Before you can get started using dev containers you first need to set up your environment. Make sure you first read the official guide on the topic.

Read this: https://code.visualstudio.com/docs/devcontainers/containers

Alternative 1: Submodule

This approach offers easy updates from upstream since you can just pull the latest version from Github.

Terminal window
# Add the container as a submodule
git submodule add https://github.com/simonhyll/devcontainer .devcontainer

Then in order to update the module you can simply do the following:

Terminal window
# Update the submodule
cd .devcontainer
git checkout v2
git pull

Git submodules are pinned to a specific commit, which is why you’re going to have to checkout the appropriate branch each time. Submodules aren’t always the easiest to work with, but once you get the hang of them the issues, in my opinon, are worth the added benefits.

Alternative 2: Clone

With this approach you clone the project and then remove the .git folder in order to effectively copy the folder from Github. This has the benefit of you not having to learn how submodules work and you won’t have another dependency in your project, but it doesn’t offer easy updates.

Terminal window
# Clone the container
git clone https://github.com/simonhyll/devcontainer .devcontainer
# Remove its git repository
rm -rf .devcontainer/.git

Important notes

Tauri

Use cargo tauri instead of e.g. pnpm tauri

I still haven’t found the cause of it but for me pnpm tauri doesn’t work properly. So I’ve packaged a version of the CLI that does work for me, and it should work for you too.

Android

Accessing devices on your host is a WIP

  • Get ADB to connect to the host: Using port forwarding I’ve already figured out how to connect your running ADB instance on the host to the one running in the container. Thanks to this you’re able to connect to any devices you can find on your host as per usual, both emulators and physical devices
  • Get the frontend running in the container to the device: Currently I have only figured out how to get the app to install. Exposing the frontend to the device however is another story and I haven’t quite figured that one out yet
  • Forward a USB connected device straight to the container: Since running an ADB server on the host requires you to set up your host, it’d be even better if you can just access your physical device straight in the container, and to do that the best solution would be to get your USB device to be forwarded, but I haven’t figured that one out yet

The in-container emulator has poor performance

The solution to this is to run the emulator on your host, or even connecting to a physical device. This however is a work in progress.

Performance

Windows

Use WSL

If you don’t use WSL you will have a massive performance drop related to disk I/O which is caused by differing filesystems. Make sure your project resides in e.g. ~/projects/my-app

Allocate sufficient RAM (recommend >16GB)

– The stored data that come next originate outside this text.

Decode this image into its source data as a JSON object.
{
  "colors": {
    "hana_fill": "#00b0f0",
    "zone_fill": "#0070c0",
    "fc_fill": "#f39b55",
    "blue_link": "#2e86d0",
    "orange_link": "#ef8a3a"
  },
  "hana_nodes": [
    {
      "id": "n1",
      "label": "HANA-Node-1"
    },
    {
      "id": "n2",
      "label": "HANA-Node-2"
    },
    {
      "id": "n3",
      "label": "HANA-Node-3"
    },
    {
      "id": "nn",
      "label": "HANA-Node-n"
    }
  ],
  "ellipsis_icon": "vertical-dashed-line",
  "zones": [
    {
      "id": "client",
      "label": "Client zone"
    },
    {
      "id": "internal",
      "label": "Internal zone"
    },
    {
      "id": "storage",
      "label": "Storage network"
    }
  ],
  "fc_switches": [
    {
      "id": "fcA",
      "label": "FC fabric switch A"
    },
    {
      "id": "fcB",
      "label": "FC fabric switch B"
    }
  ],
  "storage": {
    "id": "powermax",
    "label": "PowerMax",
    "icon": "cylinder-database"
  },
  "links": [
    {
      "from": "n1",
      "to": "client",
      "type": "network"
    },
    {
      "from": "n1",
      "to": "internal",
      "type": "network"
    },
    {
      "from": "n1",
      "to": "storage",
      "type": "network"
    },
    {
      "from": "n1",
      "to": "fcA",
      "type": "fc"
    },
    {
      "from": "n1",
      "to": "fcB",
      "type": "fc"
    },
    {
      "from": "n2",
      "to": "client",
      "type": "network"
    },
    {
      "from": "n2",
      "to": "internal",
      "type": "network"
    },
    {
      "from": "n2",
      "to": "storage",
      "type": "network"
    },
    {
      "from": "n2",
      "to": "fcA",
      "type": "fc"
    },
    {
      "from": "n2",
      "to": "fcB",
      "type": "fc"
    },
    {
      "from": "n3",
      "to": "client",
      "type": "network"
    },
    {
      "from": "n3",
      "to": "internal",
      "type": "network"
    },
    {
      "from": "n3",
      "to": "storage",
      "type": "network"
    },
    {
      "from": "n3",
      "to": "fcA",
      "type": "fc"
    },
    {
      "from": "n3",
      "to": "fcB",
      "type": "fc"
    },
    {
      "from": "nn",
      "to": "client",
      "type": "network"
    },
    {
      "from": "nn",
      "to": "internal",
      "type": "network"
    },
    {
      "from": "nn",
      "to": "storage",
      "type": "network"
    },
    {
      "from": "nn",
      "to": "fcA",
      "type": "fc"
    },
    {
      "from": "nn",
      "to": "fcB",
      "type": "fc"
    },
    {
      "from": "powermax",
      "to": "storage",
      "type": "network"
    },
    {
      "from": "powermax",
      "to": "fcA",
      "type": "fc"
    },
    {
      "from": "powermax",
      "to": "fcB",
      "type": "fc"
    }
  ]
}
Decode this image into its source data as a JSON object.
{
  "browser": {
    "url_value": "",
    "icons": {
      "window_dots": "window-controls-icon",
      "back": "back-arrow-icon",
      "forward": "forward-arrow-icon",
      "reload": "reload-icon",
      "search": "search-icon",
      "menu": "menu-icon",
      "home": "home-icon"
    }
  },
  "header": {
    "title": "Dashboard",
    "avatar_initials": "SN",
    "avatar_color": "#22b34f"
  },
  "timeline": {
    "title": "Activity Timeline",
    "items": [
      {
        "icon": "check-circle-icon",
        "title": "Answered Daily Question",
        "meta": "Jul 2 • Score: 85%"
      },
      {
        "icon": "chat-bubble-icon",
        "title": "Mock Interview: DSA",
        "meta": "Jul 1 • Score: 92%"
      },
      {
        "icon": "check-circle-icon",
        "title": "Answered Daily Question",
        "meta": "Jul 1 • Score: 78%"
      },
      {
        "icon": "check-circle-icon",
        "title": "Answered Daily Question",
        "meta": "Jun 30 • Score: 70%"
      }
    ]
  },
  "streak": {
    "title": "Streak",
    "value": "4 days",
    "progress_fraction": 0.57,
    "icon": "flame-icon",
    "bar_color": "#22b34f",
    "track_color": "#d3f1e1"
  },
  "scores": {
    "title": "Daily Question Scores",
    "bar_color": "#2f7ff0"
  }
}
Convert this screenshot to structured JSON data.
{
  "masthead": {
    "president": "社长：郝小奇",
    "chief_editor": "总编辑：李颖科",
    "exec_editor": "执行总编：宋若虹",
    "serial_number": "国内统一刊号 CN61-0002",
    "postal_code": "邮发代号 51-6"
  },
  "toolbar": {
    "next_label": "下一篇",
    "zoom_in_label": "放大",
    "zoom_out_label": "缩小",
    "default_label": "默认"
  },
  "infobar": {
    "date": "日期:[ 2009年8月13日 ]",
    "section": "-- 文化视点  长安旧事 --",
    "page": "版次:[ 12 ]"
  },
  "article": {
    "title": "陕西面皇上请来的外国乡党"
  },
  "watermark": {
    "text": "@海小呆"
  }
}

If you don’t have enoug RAM accessible to WSL then VSCode has a nasty habit of crashing. I’m not sure exactly where the line is drawn, but I’m using 16GB.

I’ve added the Mold linker to the system

This will speed up desktop builds (not Android builds). It’s something to be aware of because while it can drastically enhance the speed of which your project is built it’s not necessarily suitable for production builds. You have been warned.